Wednesday, January 24, 2007

The Postman Always Rings Twice, by James Cain.


Part of the noir reading list I put together for my thesis with the help of Robert Polito and Jeffery Allen. As such, it was "required reading."

I read The Postman Always Rings Twice prior to The Maltese Falcon, mainly because the former was shorter.

I can understand why The Maltese Falcon is the grandaddy of the genre, and especially its hard-boiled angle. Characters like Brigid O'Shaughnassy and Sam Spade are so vivid that reading them is something of a visceral experience, and so simply and directly rendered that their dopplegangers might crop up in any number of stories. Still, I never lose a sense of stylization in the Maltese Falcon, and like most stylized writing, its symbolic vocabulary is so netted in time and place, that the thing read as somewhat dated.

Postman had its dated moments too, and was probably equally stylized, but the elements were neither as intrusive or conspicuous. Part of this clearly derives from the focus of the stories. In The Maltese Falcon the biggest mystery is actually the protagonists' intentions. To accredit their emotions is to basically give away their hands, so at most the characters' feelings are described as symptomatic, and in most cases are affected. The question for the reader, then, is if she can determine who to selectively trust and when. It is a story of semantic and gestural clues.

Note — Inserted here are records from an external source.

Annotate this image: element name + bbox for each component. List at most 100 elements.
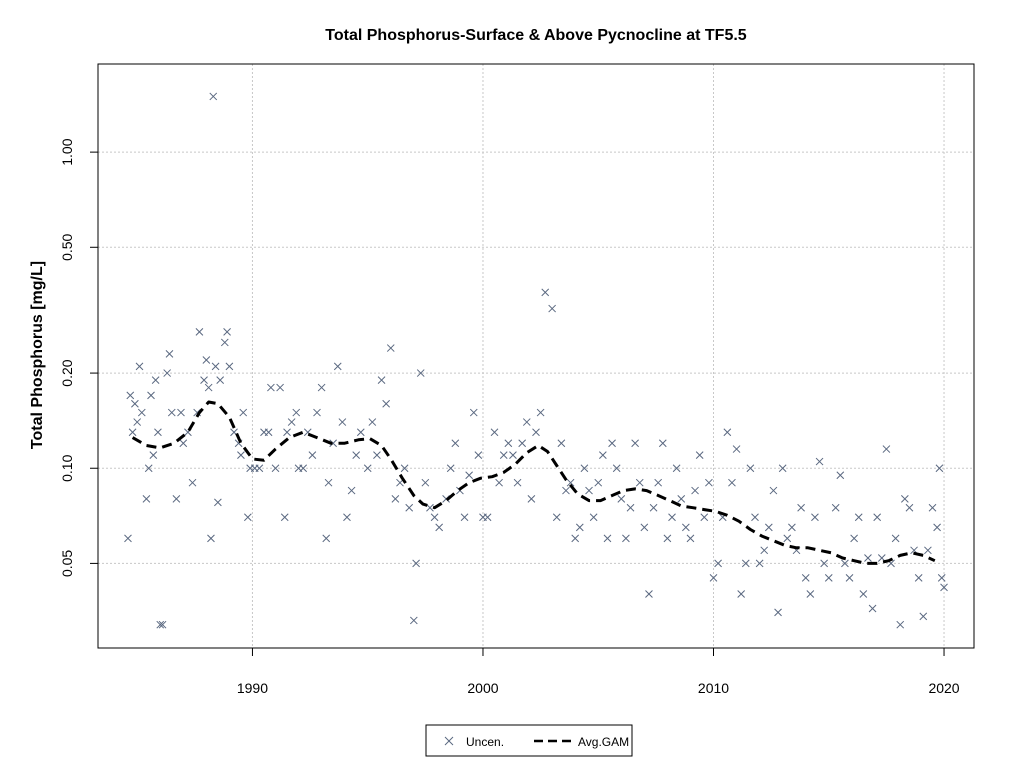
data-point-stroke — [264, 428, 273, 437]
data-point-stroke — [891, 534, 900, 543]
data-point — [133, 418, 142, 426]
data-point-stroke — [195, 328, 204, 336]
data-point-stroke — [552, 513, 561, 522]
data-point — [513, 478, 522, 487]
data-point — [518, 439, 527, 448]
data-point — [377, 376, 386, 384]
data-point — [490, 428, 499, 437]
data-point — [815, 457, 824, 466]
data-point-stroke — [896, 620, 905, 629]
data-point — [391, 495, 400, 503]
data-point — [536, 408, 545, 417]
data-point-stroke — [557, 439, 566, 448]
data-point — [426, 503, 434, 512]
data-point-stroke — [914, 574, 923, 582]
data-point-stroke — [373, 451, 381, 460]
data-point — [705, 478, 713, 487]
data-point — [373, 451, 381, 460]
data-point-stroke — [626, 503, 635, 512]
scatter-points — [124, 92, 948, 629]
data-point — [788, 523, 796, 532]
data-point — [562, 486, 570, 495]
data-point-stroke — [483, 513, 492, 522]
data-point-stroke — [207, 534, 215, 543]
data-point-stroke — [151, 376, 160, 384]
data-point — [532, 428, 540, 437]
data-point — [774, 608, 782, 617]
data-point — [797, 503, 805, 512]
data-point-stroke — [276, 383, 284, 392]
data-point-stroke — [864, 554, 872, 562]
data-point — [617, 495, 626, 503]
data-point — [594, 478, 603, 487]
data-point-stroke — [585, 486, 593, 495]
data-point-stroke — [513, 478, 522, 487]
data-point — [663, 534, 672, 543]
data-point — [313, 408, 321, 417]
data-point — [760, 546, 769, 555]
legend: Uncen. Avg.GAM — [425, 724, 633, 757]
data-point-stroke — [640, 523, 649, 532]
data-point — [220, 338, 229, 347]
data-point-stroke — [416, 369, 425, 377]
data-point-stroke — [469, 408, 478, 417]
data-point-stroke — [352, 451, 361, 460]
data-point-stroke — [764, 523, 773, 532]
chart-title: Total Phosphorus-Surface & Above Pycnocl… — [325, 27, 747, 44]
data-point-stroke — [377, 376, 386, 384]
y-tick-label: 0.50 — [59, 233, 75, 260]
data-point — [172, 495, 181, 503]
data-point — [836, 471, 845, 480]
data-point — [460, 513, 469, 522]
data-point — [900, 495, 909, 503]
data-point — [571, 534, 580, 543]
data-point-stroke — [663, 534, 672, 543]
data-point — [280, 513, 289, 522]
data-point — [575, 523, 584, 532]
data-point — [469, 408, 478, 417]
data-point-stroke — [691, 486, 699, 495]
data-point-stroke — [562, 486, 570, 495]
data-point — [919, 612, 928, 621]
data-point — [580, 464, 589, 473]
gam-line — [131, 400, 936, 565]
data-point-stroke — [536, 408, 545, 417]
data-point — [905, 503, 914, 512]
data-point — [672, 464, 681, 473]
data-point — [363, 464, 372, 473]
data-point-stroke — [836, 471, 845, 480]
data-point-stroke — [391, 495, 400, 503]
data-point-stroke — [267, 383, 275, 392]
data-point — [764, 523, 773, 532]
data-point — [412, 559, 420, 568]
data-point-stroke — [333, 362, 342, 371]
data-point — [223, 328, 231, 336]
data-point-stroke — [841, 559, 849, 568]
data-point-stroke — [317, 383, 326, 392]
data-point-stroke — [209, 92, 218, 101]
data-point-stroke — [144, 464, 153, 473]
data-point-stroke — [280, 513, 289, 522]
data-point — [714, 559, 722, 568]
data-point-stroke — [421, 478, 430, 487]
data-point — [147, 391, 155, 400]
data-point — [329, 439, 337, 448]
data-point — [691, 486, 699, 495]
gam-line-layer — [131, 400, 936, 565]
data-point — [271, 464, 280, 473]
data-point-stroke — [499, 451, 508, 460]
data-point-stroke — [446, 464, 455, 473]
data-point — [924, 546, 932, 555]
data-point-stroke — [811, 513, 819, 522]
data-point-stroke — [142, 495, 151, 503]
data-point-stroke — [163, 369, 172, 377]
data-point — [864, 554, 872, 562]
data-point-stroke — [877, 554, 886, 562]
data-point — [287, 418, 296, 426]
data-point-stroke — [801, 574, 810, 582]
data-point-stroke — [179, 439, 188, 448]
data-point — [585, 486, 593, 495]
data-point — [207, 534, 215, 543]
data-point — [188, 478, 197, 487]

There is never any question of authenticity of emotion in The Postman Always Rings Twice. Certainly, the characters deceive one another, but the candor of the narrator with his readers is in such a direct opposition to his conduct elsewhere that there seems to be no reason to second-guess him. Seemingly absent from the plot are the mechanical subtleties of cause-and-effect that are so abundant in the Maltese Falcon. More the emotions the characters engage are instinctual and ubiquitous in any reader's life: lust, hunger, jealousy, anxiety... The question for the reader, then, is whether he can predict where these familiar but unpredictable desires will take the character.

The novel is officially noir when the characters voluntarily choose a dark and nasty path.

So I liked this novel, and it was fun, even if the end is predictably wretched for all involved. It was eminently more feasible than Falcon and certainly more psychologically compelling. Which is not to say that it's the better book; both are exceedingly well crafted in very different ways. But if I wanted to recommend one of these two classics to frighten and/or trouble you, Postman is the clear choice.